とはいえ上市までには多くの困難がありました。製薬技術研究所では製法や試験方法など、さまざまな角度から試行錯誤を重ねました。検討された処方は100を超えます。実験室では合格と考えられた製剤がLカプセルと同じ血中動態が得られなかったり、実際の生産機で試作をするとバラツキが出たりと、すぐには思い通りの品質を実現できませんでした。交替で昼夜の試作実験を行ったことや、外部のテスト施設からバトンリレーのようにサンプルを運び、その分析結果を数時間で実験現場に伝えたことも。さまざまなハードルにひるむことなく、常に前を向く研究者たちの姿勢は実験に携わった他社の方にも驚かれるほど。こうした熱意が、ユニークな製剤を生み出す原動力にもなっています。

05 Keyword Voice

医療現場の声に耳を傾けて 医療現場の声に耳を傾けて 医療現場の声に耳を傾けて

医薬品の開発にあたっては、医療現場のニーズを的確にとらえ、研究と営業など社内の多くの部署が目標の実現に向けてともに取り組むことが大切です。
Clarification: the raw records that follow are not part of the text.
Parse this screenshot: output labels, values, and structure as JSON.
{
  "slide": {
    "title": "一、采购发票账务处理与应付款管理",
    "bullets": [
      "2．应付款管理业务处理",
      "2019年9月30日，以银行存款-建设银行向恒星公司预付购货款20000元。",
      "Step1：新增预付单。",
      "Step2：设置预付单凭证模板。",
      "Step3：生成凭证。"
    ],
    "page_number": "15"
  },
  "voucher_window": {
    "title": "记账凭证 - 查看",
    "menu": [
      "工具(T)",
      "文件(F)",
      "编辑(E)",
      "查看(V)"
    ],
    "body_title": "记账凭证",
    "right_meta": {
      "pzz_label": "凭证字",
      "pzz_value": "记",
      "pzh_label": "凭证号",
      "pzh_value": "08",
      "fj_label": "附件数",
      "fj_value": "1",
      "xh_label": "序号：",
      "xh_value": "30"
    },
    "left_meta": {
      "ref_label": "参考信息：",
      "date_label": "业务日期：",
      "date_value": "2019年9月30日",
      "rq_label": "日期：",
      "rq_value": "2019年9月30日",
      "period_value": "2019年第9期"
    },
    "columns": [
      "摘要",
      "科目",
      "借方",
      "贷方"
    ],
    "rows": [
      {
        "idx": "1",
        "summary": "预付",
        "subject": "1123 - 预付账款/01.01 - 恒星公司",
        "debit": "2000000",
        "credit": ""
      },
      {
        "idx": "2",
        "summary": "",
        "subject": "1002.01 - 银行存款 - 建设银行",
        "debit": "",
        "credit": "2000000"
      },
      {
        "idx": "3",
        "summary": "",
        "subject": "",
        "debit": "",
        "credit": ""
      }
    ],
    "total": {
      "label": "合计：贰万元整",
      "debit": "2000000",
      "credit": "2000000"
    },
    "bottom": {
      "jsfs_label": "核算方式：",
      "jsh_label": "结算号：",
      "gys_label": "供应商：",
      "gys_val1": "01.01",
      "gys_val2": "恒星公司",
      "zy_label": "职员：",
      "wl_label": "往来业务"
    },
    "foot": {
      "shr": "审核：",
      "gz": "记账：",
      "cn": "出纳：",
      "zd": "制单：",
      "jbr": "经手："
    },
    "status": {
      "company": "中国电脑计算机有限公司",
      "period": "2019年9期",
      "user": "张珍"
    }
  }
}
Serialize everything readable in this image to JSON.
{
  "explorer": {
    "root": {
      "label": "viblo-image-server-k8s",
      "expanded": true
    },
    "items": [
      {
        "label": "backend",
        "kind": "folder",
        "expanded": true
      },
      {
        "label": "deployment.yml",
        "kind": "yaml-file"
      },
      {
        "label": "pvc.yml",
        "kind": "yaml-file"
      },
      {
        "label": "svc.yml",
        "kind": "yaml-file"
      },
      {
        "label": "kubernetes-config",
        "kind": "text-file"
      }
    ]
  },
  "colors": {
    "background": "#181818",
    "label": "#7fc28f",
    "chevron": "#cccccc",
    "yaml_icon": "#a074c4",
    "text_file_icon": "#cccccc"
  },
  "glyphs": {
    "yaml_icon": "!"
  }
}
今後はさらに帝人グループ全体で保有する高機能素材やITなど異なる分野の製品・技術を融合させ、より優れたソリューションを提供したいと考えています。すでに医薬品技術と素材技術を融合させた医薬品として、止血・接着のための開発を推進するなど具体的な取り組みが始まっています。患者さんをはじめ医療現場の声に誠実に耳を傾け、社内外の幅広い交流の中で新たな技術を育てるヘルスケア事業。これからも従来にない製品づくりに向けて果敢にチャレンジを続けていきます。